My personal favourites.

5 days in Italy was hardly enough, but I made the most of it. I managed to explore Vatican City, which is its own country and a separate entity from Italy, followed by the rest of Rome before packing my Kathmandu backpack and heading up north to Cinque Terre, stopping in at Florence and Pisa along the way. Here’s a list of places I was able to explore and why I’d recommend you follow suit.


Of course the capital, with all the iconic landmarks and history that make up the great nation of Italy. If I could recommend any local, culturally enriched neighbourhood it would be Trastevere. It’s like everything I imagined Italy to be; from young children playing soccer on cobble stone pathways in narrow backstreet alleys, to old couples hanging out of their windows in their multi-storey casas.

I found most places in Rome to be very touristy, but if you want to explore the culture and try some authentic Italian street foods, this is the place to go.

Of course a visit to Rome wouldn’t be the same without delving into its historical roots by exploring what remains of Ancient Rome. The Roman Forum, an ancient marketplace and court sits opposite the great Colosseum, surrounded by other temples dedicated to the polytheistic religions of the past in Central Rome. There’s no real words to describe the feeling when standing before the ancient ruins, with the oldst dating back to 753BC.

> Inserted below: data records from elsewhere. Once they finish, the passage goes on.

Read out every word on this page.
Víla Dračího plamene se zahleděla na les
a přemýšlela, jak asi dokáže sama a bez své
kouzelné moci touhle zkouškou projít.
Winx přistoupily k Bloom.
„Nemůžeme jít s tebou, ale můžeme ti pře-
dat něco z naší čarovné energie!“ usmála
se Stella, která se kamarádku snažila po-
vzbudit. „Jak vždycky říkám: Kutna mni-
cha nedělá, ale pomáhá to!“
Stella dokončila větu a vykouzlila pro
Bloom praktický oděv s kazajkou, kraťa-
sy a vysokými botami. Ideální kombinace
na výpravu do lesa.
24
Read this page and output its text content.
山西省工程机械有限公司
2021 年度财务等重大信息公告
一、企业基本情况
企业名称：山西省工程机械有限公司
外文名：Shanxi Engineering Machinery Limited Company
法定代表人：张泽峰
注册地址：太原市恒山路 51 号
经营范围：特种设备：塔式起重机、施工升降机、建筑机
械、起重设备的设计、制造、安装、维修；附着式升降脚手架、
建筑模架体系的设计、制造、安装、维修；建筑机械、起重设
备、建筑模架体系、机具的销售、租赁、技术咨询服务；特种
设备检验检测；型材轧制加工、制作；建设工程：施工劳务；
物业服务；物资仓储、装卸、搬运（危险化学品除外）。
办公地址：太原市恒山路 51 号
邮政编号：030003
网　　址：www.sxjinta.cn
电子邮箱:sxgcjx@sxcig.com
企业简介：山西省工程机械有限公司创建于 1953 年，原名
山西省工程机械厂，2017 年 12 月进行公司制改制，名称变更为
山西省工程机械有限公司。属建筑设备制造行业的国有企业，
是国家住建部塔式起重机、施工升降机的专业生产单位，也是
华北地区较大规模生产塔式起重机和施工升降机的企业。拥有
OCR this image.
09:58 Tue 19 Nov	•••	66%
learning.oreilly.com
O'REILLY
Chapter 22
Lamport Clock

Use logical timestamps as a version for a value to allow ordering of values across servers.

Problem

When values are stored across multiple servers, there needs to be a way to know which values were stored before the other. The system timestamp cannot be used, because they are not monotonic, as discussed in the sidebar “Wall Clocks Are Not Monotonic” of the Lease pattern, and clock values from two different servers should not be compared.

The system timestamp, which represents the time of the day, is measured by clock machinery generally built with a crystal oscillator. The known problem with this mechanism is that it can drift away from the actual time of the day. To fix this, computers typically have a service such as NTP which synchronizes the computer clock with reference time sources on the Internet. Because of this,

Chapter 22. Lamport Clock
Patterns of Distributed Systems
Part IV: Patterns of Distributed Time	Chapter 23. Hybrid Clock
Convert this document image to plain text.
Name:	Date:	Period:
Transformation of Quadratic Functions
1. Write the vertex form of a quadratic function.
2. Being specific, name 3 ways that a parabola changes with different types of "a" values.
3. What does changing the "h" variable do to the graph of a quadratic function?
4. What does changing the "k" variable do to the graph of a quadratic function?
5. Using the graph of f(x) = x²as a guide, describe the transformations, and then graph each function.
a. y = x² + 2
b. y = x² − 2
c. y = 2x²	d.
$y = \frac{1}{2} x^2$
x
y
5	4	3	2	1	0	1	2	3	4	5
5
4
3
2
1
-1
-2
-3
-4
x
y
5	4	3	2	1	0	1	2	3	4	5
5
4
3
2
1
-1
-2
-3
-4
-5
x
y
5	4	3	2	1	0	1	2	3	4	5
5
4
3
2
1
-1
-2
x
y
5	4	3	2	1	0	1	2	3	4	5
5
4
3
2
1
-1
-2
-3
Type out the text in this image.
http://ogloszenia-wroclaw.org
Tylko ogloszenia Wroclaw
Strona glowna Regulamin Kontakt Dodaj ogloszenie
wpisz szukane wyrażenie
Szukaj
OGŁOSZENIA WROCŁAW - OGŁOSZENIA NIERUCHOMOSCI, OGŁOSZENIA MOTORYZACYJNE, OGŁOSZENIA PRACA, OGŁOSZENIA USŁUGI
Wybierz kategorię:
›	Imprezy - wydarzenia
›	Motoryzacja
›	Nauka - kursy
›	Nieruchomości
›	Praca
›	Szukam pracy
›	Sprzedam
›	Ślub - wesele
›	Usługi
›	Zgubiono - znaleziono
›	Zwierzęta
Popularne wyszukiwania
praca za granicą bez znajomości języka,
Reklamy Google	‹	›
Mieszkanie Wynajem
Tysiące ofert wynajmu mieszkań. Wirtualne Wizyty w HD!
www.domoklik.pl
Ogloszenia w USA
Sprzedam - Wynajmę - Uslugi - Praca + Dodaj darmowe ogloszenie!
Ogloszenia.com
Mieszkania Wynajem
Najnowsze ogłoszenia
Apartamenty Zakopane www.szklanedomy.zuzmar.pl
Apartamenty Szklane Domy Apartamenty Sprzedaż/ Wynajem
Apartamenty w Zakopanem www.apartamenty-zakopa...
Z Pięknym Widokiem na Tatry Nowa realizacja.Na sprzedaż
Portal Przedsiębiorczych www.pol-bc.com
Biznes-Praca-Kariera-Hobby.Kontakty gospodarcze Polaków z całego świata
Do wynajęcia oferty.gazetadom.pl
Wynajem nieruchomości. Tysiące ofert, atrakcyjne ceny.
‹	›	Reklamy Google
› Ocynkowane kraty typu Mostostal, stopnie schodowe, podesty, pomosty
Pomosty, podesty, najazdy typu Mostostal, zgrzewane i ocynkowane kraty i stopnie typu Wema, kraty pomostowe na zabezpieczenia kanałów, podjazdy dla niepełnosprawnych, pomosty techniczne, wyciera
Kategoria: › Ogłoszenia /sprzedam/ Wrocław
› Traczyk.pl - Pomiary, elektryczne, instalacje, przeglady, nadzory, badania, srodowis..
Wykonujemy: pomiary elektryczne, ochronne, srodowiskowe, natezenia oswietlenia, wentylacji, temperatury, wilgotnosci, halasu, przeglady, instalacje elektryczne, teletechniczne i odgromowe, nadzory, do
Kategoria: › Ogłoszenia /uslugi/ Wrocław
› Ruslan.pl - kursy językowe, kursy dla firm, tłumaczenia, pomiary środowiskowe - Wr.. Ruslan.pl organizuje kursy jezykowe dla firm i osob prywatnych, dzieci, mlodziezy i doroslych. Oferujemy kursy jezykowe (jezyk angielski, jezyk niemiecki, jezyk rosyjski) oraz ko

After all, this was the longest reigning empire of all time. Rome dominated the majority of the planet for 520 years ending in 476AD. All other super powers hardly come close to the Roman empire at her peak, and it was interesting to learn that the fall of Rome came from a number things internally, often similar to issues society experiences in this day and age. One thought that really stuck with me was how a nation so fortified in their faith of polytheism decided to suddenly relinquish such beliefs for only Christianity and Judaism. I mean, to people nowadays, ancient religions sound mythological, but what would humans another 2000 years from now, standing before our ruins, believe in? Will our modern beliefs seem like made-up myths to explain what we cannot, the same way we view polytheism? There’s truly something thought-provoking about seeing and feeling history up close, a feeling I would recommend everyone experience at least once in their lifetimes.

Firenze (Florence)

The city of love. I found romanticism in the streets of Florence. I was lucky enough to share a few nights with my partner here. We’re both travellers and neither of us have found a city more enticing and warm-welcoming than Florence. There’s a bridge here: Ponte Vecchio, which crosses the Arno river and has shops built on top. It’s the oldest bridge in Florence, and also the best place to watch a crimson sunset with a gelato in hand. There’s also the fourth largest church in the world further into Florence, The Cathedral of Santa Maria del Fiore, a huge Gothic-style church from the 12th Century, placed in the centre of shops and restaurants with an abundance of artists and street acts around. Whatever you decide to see or do in Florence will evoke all the good feels, I loved Florence so much I vowed to return here again some day.

Cinque Terre (Five Lands)

My first pebble-stone beach was here at Monterosso. This is a coastal area made up of five small, colourful townships ingeniously built in to the jagged cliff face of Liguria. Like I said in my previous blog, it’s like taking a time machine and leaving civilisation for a bit. There’s no real industrialisation and the locals here still dress in an old-fashioned way and live simply. I enjoyed being by the ocean in a coastal township. There’s something soothing about hearing the sound of waves crashing against the rocks while the wind howls. A perfect blend of nature and culture is found here in these cute little villages. It also made me appreciate how necessary it is to take a step back from the hustle and bustle every once in a while. Life moves fast at times, so it’s important we break away from our usual routines to recharge and reconnect with what it means to be alive, to enjoy the moment and have genuine interaction with others around you.

Lastly, stop in at a few through towns during your travels. Just be warned, if you drive like I did, motorists here on average drive at around 120-150kph in the fast lane of the motorway. If you like to adhere to the local speed limit (yes road rules still apply) then you can always travel alongside trucks and other law-abiding citizens in the slow lane. But wherever you go in Italy will surely leave you feeling intrigued and slightly bewildered, the top three places mentioned above were my own highlights, from where I drew most inspiration. Throughout my trip, I learnt that Romans contributed a lot to modern-day civilisation, from the Julian calendar proposed by Julius Caesar, to the saying “all roads lead to Rome,” which stems from the first road ever built. This country has a lot to offer for those in search of a deeper connection and a greater understanding of humanity as whole. I’ll surely be back again soon.